Property taxes are a far more valid indicator of true property location and hence whether shoreline regulations should or not apply. The County tax assessor has no trouble identifying waterfront property, as owners can confirm. Doubtless there’s some quibbling legality that ‘explains’ the zoning/Council/Planning vs Tax Assessor disconnect, but the tax assessor is the sane, reasonable, factful reality on this one. Many tourists’ are clueless about the ecological needs and fragility of waterfront property they’ve rented, so shoreline management regulations and taxation should be rigorously applied and enforced for waterfront short term rentals, not ignored.


Dick Conoboy

May 06, 2019

Excerpt: “Platforms such as Airbnb led to rent rises,” says Janet Sanz, the city [Barcelona] councillor responsible for housing. “If you can earn €3,000 a week by renting to tourists instead of €800 a month to a resident, clearly there is a temptation to do so.” Today, May 5th, Bellingham begins its legalization process for vacation rentals. About 300 exist illegally at the moment. 


Dick Conoboy

May 06, 2019



Several years ago Tani Sutley, a contributor to NWCitizen did an article on the county and its approach to vaction rentals.  You can read it here


B. Sadie Bailey

May 06, 2019

I’m so sorry to read this; this is sad news for Bellingham. 

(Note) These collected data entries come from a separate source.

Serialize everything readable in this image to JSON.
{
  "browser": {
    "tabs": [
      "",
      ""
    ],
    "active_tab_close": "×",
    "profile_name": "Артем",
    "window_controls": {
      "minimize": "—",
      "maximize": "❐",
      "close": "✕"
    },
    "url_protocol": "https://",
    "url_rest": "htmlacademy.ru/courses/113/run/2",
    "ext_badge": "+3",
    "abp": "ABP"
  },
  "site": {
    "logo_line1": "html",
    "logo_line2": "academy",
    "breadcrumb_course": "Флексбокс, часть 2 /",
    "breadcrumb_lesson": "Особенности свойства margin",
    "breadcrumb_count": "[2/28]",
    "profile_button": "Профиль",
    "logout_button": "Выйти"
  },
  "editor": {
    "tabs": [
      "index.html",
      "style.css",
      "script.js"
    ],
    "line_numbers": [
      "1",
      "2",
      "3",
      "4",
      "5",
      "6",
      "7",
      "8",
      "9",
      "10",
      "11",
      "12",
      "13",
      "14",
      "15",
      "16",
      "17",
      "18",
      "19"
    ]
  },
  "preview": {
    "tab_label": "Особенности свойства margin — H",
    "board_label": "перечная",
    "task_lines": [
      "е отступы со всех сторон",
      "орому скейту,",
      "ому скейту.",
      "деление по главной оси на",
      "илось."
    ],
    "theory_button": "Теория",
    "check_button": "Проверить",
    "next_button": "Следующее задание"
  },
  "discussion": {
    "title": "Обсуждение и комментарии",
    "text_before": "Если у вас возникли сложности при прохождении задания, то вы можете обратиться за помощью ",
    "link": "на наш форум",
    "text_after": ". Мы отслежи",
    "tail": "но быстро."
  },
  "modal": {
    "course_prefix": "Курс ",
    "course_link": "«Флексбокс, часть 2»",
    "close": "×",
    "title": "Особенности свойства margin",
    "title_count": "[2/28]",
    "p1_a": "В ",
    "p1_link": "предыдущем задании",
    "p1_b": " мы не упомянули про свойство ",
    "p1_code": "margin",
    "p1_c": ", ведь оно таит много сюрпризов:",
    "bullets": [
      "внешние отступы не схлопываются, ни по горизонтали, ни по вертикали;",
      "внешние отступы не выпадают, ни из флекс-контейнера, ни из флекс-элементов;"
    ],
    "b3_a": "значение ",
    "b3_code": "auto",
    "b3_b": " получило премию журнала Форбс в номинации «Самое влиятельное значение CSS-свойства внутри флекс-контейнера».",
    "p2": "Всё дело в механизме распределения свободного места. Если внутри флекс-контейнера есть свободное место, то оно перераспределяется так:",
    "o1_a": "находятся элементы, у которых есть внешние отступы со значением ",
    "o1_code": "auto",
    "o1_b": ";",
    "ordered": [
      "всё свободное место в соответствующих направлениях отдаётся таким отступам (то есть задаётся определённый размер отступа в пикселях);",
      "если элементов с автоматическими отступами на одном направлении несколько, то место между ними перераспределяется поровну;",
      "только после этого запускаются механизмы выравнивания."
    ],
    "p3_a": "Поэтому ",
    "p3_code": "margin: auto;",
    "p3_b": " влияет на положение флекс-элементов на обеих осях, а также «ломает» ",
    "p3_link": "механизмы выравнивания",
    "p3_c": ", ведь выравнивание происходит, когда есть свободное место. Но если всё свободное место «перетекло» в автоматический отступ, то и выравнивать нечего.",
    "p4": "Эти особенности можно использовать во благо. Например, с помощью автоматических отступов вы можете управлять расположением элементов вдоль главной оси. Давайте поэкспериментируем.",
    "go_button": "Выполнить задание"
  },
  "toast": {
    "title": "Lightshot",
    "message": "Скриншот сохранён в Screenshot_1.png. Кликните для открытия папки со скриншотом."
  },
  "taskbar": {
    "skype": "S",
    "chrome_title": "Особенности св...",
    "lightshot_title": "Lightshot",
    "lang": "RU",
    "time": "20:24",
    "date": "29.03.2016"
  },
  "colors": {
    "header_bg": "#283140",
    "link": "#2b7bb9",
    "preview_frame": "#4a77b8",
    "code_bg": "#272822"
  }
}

it’s the same here in the San Juans.  Real estate has skyrocketed, workers are pushed out of “urban growth areas” where the “action” is and where, according to the GMA, over 54% of us are supposed to live - only there’s no housing. no one can afford shop rent to open a small business because some rent is as high as $8 a square foot. To make matters worse, the county declares “long term” rentals as 31 days or more. The deck is stacked against the locals and quality of life for people with low to modest income. Now it have become “quaint” to live in or stay in town. 

I think these vacay rental “counts” just count the legal ones here.  They look the other way from the illegal ones but when discovered, they don’t get more than a hand slap and are grandfathered in. Have the citizens asked for a carrying capacity/ quality of life and maximum buildout projection? 

No answers here; a market crash won’t help. It’ll only force more foreclosures on the people who aren’t in the top 10%. but it MIGHT slow down the tourism glut… Sad any way you look at it.


Dick Conoboy

May 06, 2019

 Cikty announcement on vacation rentals here.


Tani Sutley

May 13, 2019

Vacation rentals in residential areas are a zoning issue but now it has become a real estate investment issue. Who wins this debate will depend how much homeowners want to live next to daily changing occupants for neighbors and the cumulative impacts of that increased density.

It may be difficult for some people to gauge the impact when there is only one vacation rental in the neighborhood but investors will purchase more homes to convert to transient occupancy as long as profits are to be made and the local Planning Departments allow it to happen.

I suggest people review the hearing examiner decision files for San Juan Island. For example, a Spokane company purchased two view properties next to each other and got permits in March of this year to operate them as vacation rentals. San Juan County processes those permits as if transient guests are no different than long-term residents. Almost all permits are issued to out of area owners or investors.

We need to decide now what kind of community we want to be. Zoning once protected housing for residents from being used for tourists but our planning departments decided at some point it was too much work to use their own guidelines.